Schematic picture of the system composed of $N+1$ layers of graphene ($A$) with equal thicknesses $a$ separated from each other by $N$ layers of vacuum ($B$) with equal thicknesses of $b$. The two semi-infinite substrates in the left and right end of the system are labeled by $L$ and $R$ and will be assumed to be vacuum.

Figure 12

Magnitude of the interaction free energy per unit area and number of layers, $|f_{gg}|/S$, plotted as a function of the separation $b$ between two successive undoped (bottom black dot-dashed line) and doped (top black solid line) graphene layers for a system composed of infinitely many layers of undoped/doped graphene as schematically depicted in Fig. 11. The temperature of the system is $300\text{K}$, the thickness of the graphene layers is fixed at 1 Å and we have chosen the dielectric function for the undoped case from Eq. (10) and for the doped case (with the doping electron density chosen as $\rho ={10}^{16}{\text{m}}^{-2}$), from Eq. (12).

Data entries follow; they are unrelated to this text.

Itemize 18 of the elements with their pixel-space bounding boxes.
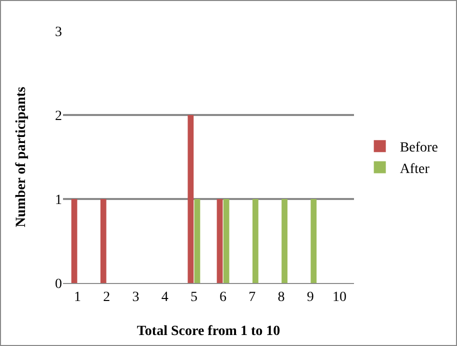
x-tick-label: 1 (74, 290, 82, 305)
x-axis-title: Total Score from 1 to 10 (136, 324, 280, 339)
x-tick-label: 7 (248, 290, 256, 305)
x-tick-label: 10 (332, 290, 346, 305)
x-tick-label: 8 (278, 290, 285, 305)
x-tick-label: 3 (132, 290, 140, 305)
x-tick-label: 9 (306, 290, 314, 305)
y-axis-title: Number of participants (14, 86, 29, 228)
y-tick-label: 3 (55, 24, 62, 40)
y-tick-label: 0 (55, 276, 62, 292)
legend-label: Before (400, 140, 438, 156)
x-tick-label: 4 (161, 290, 168, 305)
legend-label: After (400, 162, 430, 177)
y-tick-label: 2 (55, 108, 62, 124)
x-tick-label: 2 (103, 290, 110, 305)
x-tick-label: 6 (220, 290, 227, 305)
y-tick-label: 1 (55, 192, 62, 208)
x-tick-label: 5 (190, 290, 198, 305)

The functional form of the free energy for the undoped case is compared with scaling forms $b^{-3},b^{-4},b^{-5}$, and $b^{-4}$ in various regimes of separation. For the doped case, the free energy is compared with the scaling forms $b^{-2.5}$ and $b^{-3}$.

Figure 13

Magnitude of the interaction free energy per unit area and number of layers, $|f_{gg}|/S$, for the system composed of $N+1$ layers of undoped (bottom black dot-dashed line) and doped (top black solid line) graphene is compared with the magnitude of the interaction free energy per unit area, $|F_{gg}|/S$, for the system composed of only two undoped (green dots) and doped (red dots) graphene layers as a function of the separation between the layers, $b$. The inset shows the ratio of these two quantities for both undoped (black dot-dashed line) and doped (black solid line) cases.